There’s a common misconception that only married couples with children need estate plans. In fact, estate planning may be even more important for single people without children. Why? Because for married couples, the law makes certain assumptions about who should make financial or medical decisions on their behalf should they become incapacitated and who should inherit their property if they die.
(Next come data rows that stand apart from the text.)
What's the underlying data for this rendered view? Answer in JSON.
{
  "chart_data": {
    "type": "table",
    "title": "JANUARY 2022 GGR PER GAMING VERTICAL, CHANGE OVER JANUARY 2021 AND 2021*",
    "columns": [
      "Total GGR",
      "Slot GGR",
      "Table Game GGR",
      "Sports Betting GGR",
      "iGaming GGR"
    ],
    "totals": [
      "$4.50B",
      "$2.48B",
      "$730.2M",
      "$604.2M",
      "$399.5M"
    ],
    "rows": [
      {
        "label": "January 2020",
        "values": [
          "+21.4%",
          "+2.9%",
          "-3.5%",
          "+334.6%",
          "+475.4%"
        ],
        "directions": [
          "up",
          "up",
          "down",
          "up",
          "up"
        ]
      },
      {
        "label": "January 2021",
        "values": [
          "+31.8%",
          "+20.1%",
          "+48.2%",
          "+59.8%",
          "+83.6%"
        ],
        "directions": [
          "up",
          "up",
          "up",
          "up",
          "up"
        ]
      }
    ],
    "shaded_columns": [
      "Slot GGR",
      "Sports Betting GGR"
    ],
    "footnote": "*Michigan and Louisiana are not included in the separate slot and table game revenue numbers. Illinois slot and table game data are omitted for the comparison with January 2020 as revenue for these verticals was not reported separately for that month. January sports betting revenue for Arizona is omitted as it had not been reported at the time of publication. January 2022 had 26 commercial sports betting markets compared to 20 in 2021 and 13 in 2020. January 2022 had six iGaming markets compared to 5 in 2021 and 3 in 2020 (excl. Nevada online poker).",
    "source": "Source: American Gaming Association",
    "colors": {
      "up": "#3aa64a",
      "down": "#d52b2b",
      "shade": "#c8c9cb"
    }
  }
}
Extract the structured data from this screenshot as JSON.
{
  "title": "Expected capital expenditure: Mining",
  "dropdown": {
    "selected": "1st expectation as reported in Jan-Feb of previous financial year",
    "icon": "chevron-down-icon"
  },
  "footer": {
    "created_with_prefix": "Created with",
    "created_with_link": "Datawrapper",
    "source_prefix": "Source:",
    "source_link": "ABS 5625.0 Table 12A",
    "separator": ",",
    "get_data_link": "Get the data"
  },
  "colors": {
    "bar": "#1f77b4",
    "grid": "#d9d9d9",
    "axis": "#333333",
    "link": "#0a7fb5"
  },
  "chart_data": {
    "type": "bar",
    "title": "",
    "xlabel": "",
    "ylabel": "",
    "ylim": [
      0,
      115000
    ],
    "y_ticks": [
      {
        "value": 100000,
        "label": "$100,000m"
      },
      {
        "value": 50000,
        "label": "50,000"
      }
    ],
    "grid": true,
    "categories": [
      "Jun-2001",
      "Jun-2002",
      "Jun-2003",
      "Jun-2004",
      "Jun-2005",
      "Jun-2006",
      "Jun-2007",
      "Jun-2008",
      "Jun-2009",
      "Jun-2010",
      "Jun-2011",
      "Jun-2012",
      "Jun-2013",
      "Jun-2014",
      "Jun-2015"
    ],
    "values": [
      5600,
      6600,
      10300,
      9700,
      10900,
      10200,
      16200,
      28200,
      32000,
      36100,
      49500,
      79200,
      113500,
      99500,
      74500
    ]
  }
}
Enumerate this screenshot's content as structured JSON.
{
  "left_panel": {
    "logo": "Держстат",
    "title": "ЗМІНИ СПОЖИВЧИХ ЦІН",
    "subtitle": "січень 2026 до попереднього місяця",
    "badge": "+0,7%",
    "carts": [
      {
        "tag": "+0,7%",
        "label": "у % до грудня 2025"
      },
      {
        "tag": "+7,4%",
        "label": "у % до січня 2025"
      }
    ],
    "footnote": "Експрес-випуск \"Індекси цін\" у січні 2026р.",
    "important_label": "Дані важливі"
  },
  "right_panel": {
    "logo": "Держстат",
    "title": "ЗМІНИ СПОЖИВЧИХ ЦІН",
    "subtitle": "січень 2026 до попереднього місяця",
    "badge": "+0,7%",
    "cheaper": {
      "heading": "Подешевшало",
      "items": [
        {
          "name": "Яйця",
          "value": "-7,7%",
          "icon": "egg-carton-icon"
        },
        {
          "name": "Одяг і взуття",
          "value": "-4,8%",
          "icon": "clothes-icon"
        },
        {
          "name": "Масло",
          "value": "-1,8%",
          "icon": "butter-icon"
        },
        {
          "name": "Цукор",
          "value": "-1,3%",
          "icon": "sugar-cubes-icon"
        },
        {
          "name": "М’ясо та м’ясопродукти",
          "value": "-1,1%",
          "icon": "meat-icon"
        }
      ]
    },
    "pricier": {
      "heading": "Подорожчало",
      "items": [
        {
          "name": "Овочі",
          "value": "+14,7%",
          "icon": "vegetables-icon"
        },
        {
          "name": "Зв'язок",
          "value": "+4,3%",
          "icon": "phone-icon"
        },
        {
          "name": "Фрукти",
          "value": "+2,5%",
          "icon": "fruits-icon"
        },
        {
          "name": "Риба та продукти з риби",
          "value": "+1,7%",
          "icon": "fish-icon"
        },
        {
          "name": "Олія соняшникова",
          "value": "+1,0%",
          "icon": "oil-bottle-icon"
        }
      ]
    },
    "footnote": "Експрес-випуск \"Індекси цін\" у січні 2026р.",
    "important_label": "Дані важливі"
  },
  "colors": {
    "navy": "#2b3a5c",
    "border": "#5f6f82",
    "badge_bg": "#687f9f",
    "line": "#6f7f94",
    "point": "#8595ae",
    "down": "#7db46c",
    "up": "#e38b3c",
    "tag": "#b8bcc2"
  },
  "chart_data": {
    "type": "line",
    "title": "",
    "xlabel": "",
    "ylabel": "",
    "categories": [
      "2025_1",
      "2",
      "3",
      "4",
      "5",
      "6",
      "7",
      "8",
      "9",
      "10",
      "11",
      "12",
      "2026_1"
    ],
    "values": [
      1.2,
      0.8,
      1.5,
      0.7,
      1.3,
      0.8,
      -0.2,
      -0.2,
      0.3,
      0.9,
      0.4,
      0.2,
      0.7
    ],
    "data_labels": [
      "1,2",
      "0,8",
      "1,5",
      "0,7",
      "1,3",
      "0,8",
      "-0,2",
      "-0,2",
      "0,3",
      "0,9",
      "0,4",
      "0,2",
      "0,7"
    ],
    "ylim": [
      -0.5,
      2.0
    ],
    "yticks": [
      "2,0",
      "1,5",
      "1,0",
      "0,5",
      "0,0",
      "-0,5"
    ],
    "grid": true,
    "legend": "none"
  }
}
Who’ll inherit your assets?
It’s critical for single people to execute a will that specifies how, and to whom, their assets should be distributed when they die. Although certain types of assets can pass to your intended recipient(s) through beneficiary designations, absent a will, many types of assets will pass through the laws of intestate succession.
Those laws vary from state to state, but generally they provide for assets to go to the deceased’s spouse or children. For example, the law might provide that if someone dies intestate, half of the estate goes to his or her spouse and half goes to the children. If you’re single with no children, however, these laws set out rules for distributing your assets to your closest relatives, such as your parents or siblings. Or, if you have no living relatives, your assets may go to the state.
By preparing a will, you can ensure that your assets are distributed according to your wishes, whether to family, friends or charitable organizations.
Who’ll make financial decisions on your behalf?
It’s a good idea to sign a durable power of attorney. This document appoints someone you trust to manage your investments, pay your bills, file your tax returns and otherwise make financial decisions should you become incapacitated.
Although the law varies from state to state, typically, without a power of attorney, a court would have to appoint someone to make these decisions on your behalf. Not only will you have no say in who the court appoints, but the process can be costly and time consuming.
Who’ll make medical decisions on your behalf?
You should prepare a living will, a health care directive (also known as a medical power of attorney), or both to ensure that your wishes regarding medical care — particularly resuscitation and other extreme lifesaving measures — are carried out in the event you’re incapacitated. These documents can also appoint someone you trust to make medical decisions that aren’t expressly addressed.
Absent such instructions, the laws in some states allow a spouse, children or other “surrogates” to make these decisions. In the absence of a suitable surrogate, or in states without such laws, medical decisions are generally left to the judgment of health care professionals or court-appointed guardians.